I'm also wondering (curiosity) why you'd have to package and deliver it (to customers ?). I always saw it as a developer tool. Seems you're working on very interesting stuff :-)
In terms of packaging, it's nothing exciting-- we just had to produce a .deb if we wanted to install something on a build or test server.
I’m attempting to use the technique right now in the context of writing an execution tracer for a bytecode VM runtime, where I want to “recover” ABI types for arbitrary bytecode (that I don’t have the source to), in order to emit traces that describe what’s going on in high-level terms (e.g. “foo[x][y].z = 3” rather than “$329f = ($329f & (~(1 << 32) << 8)) | (%r25 & 0xff)”.)
So I’m doing a static-analysis pass of the bytecode (essentially a decompilation pass) which symbolically executes math ops to build up symbolic formulae representing the math being done, and to associate program-counter positions in the bytecode with value bindings in the formulae; and then I’m feeding those associations to the runtime tracer, so that it can notice when it’s on an “interesting” PC position and feed its current register/stack value into an instance of the associated formula, for me to emit once I get all the bindings of the formula filled in.
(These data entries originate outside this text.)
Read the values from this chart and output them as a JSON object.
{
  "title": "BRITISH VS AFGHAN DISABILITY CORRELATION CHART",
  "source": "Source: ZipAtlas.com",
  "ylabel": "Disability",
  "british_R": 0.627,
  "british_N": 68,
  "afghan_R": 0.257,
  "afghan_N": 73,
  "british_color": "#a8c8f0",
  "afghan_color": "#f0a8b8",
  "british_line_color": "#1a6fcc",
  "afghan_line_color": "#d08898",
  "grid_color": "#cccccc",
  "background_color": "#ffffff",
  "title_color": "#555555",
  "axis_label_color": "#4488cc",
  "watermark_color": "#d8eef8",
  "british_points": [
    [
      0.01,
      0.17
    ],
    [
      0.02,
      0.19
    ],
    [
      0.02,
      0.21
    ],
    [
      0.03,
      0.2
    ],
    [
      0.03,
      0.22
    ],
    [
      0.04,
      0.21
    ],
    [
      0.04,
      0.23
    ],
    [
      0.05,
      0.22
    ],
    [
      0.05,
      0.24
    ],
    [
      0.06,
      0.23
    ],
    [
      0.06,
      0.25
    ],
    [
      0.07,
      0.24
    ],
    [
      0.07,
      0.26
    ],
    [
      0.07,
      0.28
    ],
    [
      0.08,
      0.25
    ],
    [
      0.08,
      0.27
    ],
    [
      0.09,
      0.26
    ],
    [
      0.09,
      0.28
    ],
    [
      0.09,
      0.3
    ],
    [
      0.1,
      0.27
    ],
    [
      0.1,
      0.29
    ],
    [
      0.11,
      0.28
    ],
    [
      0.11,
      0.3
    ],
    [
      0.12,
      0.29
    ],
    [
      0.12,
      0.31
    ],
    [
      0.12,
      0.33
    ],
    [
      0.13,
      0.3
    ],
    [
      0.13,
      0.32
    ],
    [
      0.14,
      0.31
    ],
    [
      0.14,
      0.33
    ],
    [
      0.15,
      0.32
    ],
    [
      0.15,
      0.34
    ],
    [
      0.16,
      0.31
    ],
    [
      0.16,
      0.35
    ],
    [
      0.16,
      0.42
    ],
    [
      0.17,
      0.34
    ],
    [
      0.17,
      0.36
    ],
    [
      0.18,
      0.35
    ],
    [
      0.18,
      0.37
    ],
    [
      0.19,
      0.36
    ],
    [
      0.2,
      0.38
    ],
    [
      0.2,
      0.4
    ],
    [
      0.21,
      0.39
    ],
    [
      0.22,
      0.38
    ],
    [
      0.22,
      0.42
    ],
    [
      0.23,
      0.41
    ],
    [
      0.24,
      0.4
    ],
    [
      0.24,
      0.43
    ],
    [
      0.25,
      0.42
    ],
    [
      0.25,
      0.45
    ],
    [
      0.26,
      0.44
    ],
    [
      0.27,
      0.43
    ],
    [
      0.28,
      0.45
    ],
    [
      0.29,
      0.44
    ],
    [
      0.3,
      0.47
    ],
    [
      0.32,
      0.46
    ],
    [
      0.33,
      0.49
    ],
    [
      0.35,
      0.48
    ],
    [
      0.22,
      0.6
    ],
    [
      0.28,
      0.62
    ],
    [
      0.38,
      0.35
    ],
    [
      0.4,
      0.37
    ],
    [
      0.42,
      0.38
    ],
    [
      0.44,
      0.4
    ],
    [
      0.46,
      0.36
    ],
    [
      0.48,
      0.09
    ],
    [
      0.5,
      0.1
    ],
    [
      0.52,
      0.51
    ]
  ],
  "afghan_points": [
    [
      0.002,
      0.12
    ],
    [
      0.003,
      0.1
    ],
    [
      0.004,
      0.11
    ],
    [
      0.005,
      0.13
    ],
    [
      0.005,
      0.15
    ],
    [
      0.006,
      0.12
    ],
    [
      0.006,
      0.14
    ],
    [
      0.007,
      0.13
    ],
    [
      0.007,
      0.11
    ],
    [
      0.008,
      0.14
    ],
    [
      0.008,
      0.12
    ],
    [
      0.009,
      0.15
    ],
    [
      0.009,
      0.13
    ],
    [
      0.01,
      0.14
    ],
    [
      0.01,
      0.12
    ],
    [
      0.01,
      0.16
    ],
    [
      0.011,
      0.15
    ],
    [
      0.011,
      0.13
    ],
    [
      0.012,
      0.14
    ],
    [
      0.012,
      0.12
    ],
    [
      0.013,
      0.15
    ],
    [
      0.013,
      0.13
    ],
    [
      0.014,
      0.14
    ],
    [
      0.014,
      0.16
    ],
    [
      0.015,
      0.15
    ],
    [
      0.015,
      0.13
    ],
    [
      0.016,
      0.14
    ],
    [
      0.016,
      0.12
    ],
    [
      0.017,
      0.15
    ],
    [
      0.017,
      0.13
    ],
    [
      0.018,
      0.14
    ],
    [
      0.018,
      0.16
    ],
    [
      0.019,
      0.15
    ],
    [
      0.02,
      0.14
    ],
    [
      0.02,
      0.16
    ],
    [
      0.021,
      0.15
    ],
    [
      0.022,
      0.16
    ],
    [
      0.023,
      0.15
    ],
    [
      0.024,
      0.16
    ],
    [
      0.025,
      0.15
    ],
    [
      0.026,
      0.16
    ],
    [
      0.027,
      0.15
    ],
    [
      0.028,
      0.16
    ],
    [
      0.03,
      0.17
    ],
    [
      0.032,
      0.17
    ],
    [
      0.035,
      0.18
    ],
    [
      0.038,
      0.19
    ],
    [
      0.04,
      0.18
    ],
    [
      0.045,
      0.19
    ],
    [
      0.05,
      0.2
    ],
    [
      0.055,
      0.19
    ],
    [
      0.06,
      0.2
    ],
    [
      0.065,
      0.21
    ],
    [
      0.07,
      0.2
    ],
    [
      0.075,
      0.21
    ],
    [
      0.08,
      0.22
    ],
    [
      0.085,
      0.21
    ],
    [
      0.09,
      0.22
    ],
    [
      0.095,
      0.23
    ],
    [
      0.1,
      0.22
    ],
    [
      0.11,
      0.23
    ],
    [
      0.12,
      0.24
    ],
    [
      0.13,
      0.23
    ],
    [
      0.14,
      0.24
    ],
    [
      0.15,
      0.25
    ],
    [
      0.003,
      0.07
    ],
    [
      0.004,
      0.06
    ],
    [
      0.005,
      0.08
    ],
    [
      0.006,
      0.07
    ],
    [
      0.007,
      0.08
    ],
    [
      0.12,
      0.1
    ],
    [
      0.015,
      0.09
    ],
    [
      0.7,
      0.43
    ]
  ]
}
So far I haven’t found any texts or papers talking about using symbolic execution in this context (to recover information lost due to previous compilation, in a pass “within” a tracer, JIT, transpiler, or anything else that starts with bytecode or IR), which is kind of annoying. Anyone have any resources? Projects that use this technique? (I’m thinking that this is something you’d see done in sufficiently-advanced game-console emulators, as a “deoptimization” pass to recover structure to help dynamic recompilation optimize better.)
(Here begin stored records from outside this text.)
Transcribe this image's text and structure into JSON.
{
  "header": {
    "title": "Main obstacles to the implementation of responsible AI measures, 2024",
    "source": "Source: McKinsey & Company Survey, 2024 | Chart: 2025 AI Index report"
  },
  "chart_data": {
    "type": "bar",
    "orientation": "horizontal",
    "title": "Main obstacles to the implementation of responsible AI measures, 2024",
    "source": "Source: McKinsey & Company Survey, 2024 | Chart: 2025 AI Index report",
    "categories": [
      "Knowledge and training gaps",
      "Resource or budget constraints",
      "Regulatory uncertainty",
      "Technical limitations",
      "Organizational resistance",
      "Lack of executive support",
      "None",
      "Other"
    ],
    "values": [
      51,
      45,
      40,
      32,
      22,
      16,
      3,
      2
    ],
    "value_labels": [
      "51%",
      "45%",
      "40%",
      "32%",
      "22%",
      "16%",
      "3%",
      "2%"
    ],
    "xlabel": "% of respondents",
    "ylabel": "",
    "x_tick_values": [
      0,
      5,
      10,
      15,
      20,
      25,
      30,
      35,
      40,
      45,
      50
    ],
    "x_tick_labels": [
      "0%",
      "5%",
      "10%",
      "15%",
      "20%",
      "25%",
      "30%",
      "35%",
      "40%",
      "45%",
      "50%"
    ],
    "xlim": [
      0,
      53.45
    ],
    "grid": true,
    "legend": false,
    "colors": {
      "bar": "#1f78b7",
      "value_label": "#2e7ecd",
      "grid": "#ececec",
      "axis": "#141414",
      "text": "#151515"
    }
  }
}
Also, related question: if I’ve got a stack machine, and all the jumps in the ISA are indirect jumps (but with literal values pushed on the stack), is there any way to recover the edges between basic blocks without doing a symbolic exec over the stack ops (i.e. to discover, among all the DUPs and SWAPs and such, which constant stack-slot the jump op is actually receiving)? I’m pretty sure there is a “weaker” method, but I’m stymied here by my lack of compiler-theory education; everything I google about dominance hierarchies and such assumes you’re starting with a model of a register machine with direct jumps (where the edges are context-free extractable from the jump ops).
I managed to use symbolic execution to build a smart contract decompiler - Eveem.org. What you see there is essentially a trace from a symbolic execution of an Ethereum contract, plus some postprocessing.
> Cyber Grand Challenge highlights from DEF CON 24, August 6, 2016
I really dislike this definition. It is confusing and backwards from normal math/logic parlance.
> all possible unsafe inputs are guaranteed to be found
A sound system can reject all programs and still be sound. Therefore, it does not follow that all possible unsafe inputs are guaranteed to be found.
In my view, focusing on program acceptance or rejection is not really helpful.
In part answer to touisteur, I don't use it and can't see myself ever using it in industry where it's just 'get stuff done' and if it's not too buggy it goes into production. Which is a real downer.